Dario Fo. Manual Mínimo do Ator.

Lido à queima-roupa, o título acima pode iludir um desastre distante do que vemos de fato no espetáculo estadunidense “Exceções à Gravidade”, apresentado no Circos – Fesival Internacional Sesc de Circo. Igualmente longe, porém, está de ser falso. A contradição sobre a qual se move o veterano palhaço Avner não é outra senão a incompetência absoluta para as ações mais triviais, como acender um cigarro ou colocar o chapéu, frente não somente à destreza para pequenas acrobacias, equilibrismos e prestidigitações, como também à impressionante perícia para a falha. Afinal, não parece mais simples errar virtuosamente, com precisão de tempo, espaço e ritmo, do que equilibrar uma escada de metal sobre o nariz.

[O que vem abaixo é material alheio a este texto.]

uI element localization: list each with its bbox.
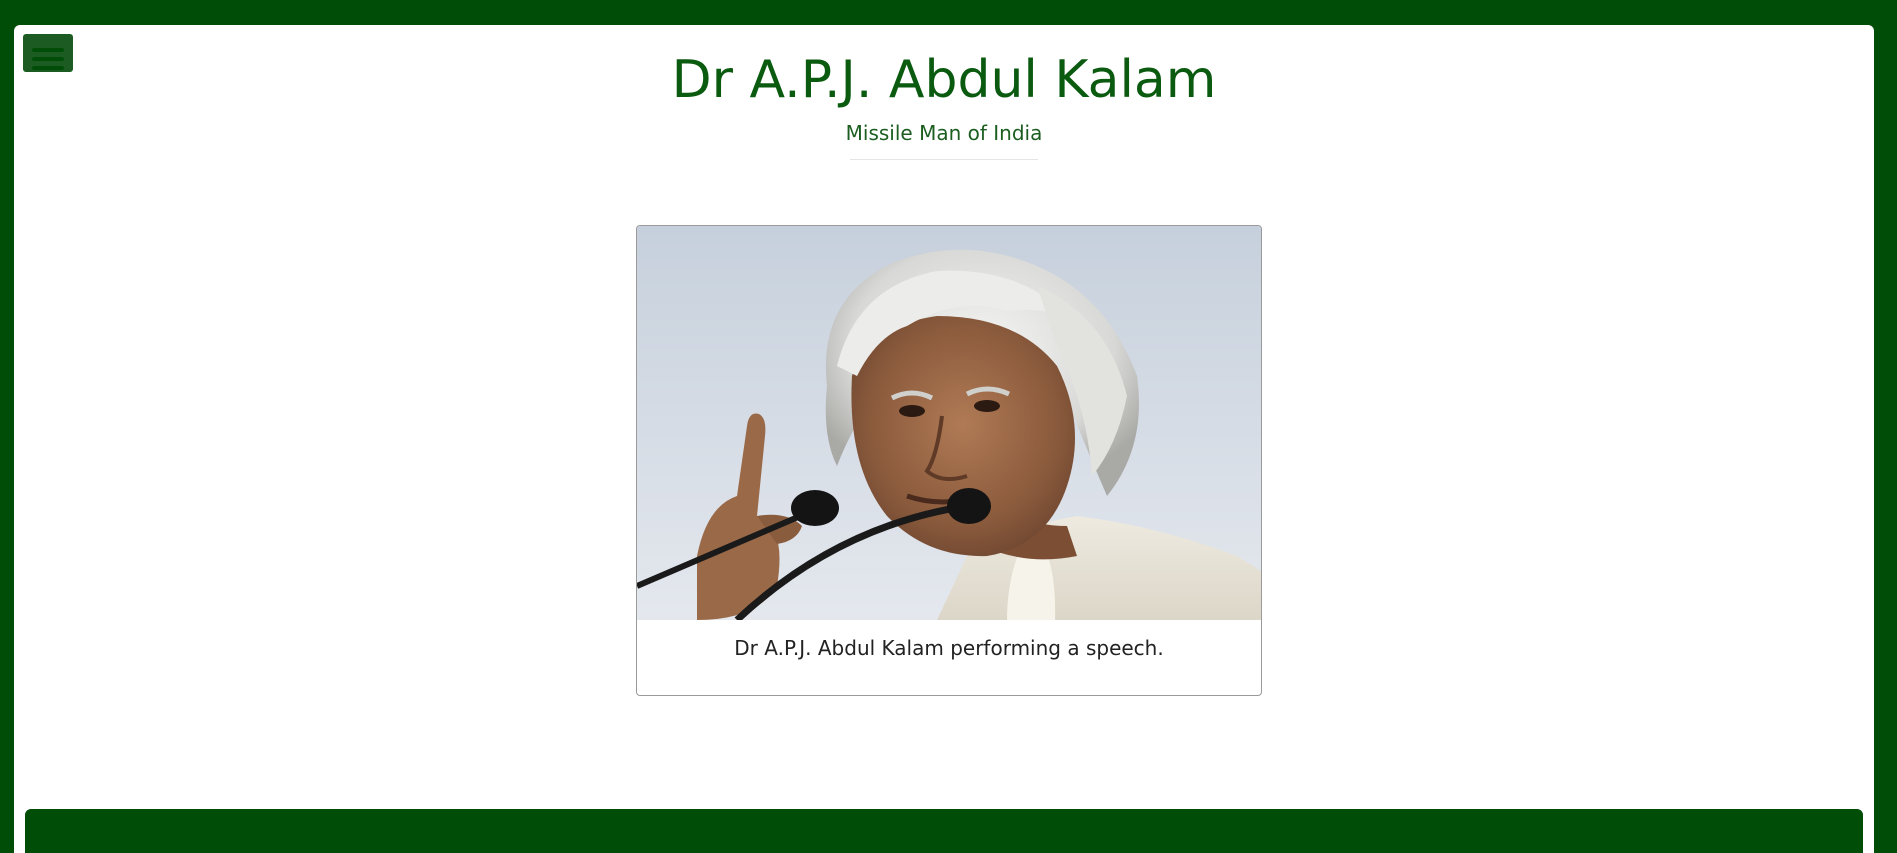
- page-title: Dr A.P.J. Abdul Kalam: [671, 50, 1217, 110]
- header-divider: [850, 159, 1038, 160]
- portrait-figure: Dr A.P.J. Abdul Kalam performing a speec…: [636, 225, 1262, 696]
- page-header: Dr A.P.J. Abdul Kalam Missile Man of Ind…: [14, 25, 1874, 160]
- portrait-caption: Dr A.P.J. Abdul Kalam performing a speec…: [734, 636, 1164, 660]
- portrait-image: [637, 226, 1261, 620]
- page-subtitle: Missile Man of India: [845, 121, 1043, 145]
- page-frame: Dr A.P.J. Abdul Kalam Missile Man of Ind…: [14, 25, 1874, 853]
- content-banner: [25, 809, 1863, 853]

Sem a mínima máscara vermelha a recobrir a extremidade olfativa, mas trajado semi-à-paisana com chapéu, calças pretas e suspensório, o artista reinventa o protagonismo do nariz como ponto de suporte para o equilíbrio de jornais, penas e demais objetos. Inscrito na tradição dos palhaços mudos, cuja comunicação dá-se toda por pantomima, Avner insiste na repetição de uma nota só, a do erro, para então pegar a plateia no contrapé de um êxito insuspeitado. Suas habilidades surpreendem duplamente por não corresponderem às expectativas nem da imagem de um senhor de mais de sessenta anos, nem da comédia de erros de suas ações iniciais, dignas do convidado trapalhão de Peter Sellers. Para um artista do corpo, o encanto está justamente em fazer parecer fácil o que é difícil. E difícil, o que é fácil.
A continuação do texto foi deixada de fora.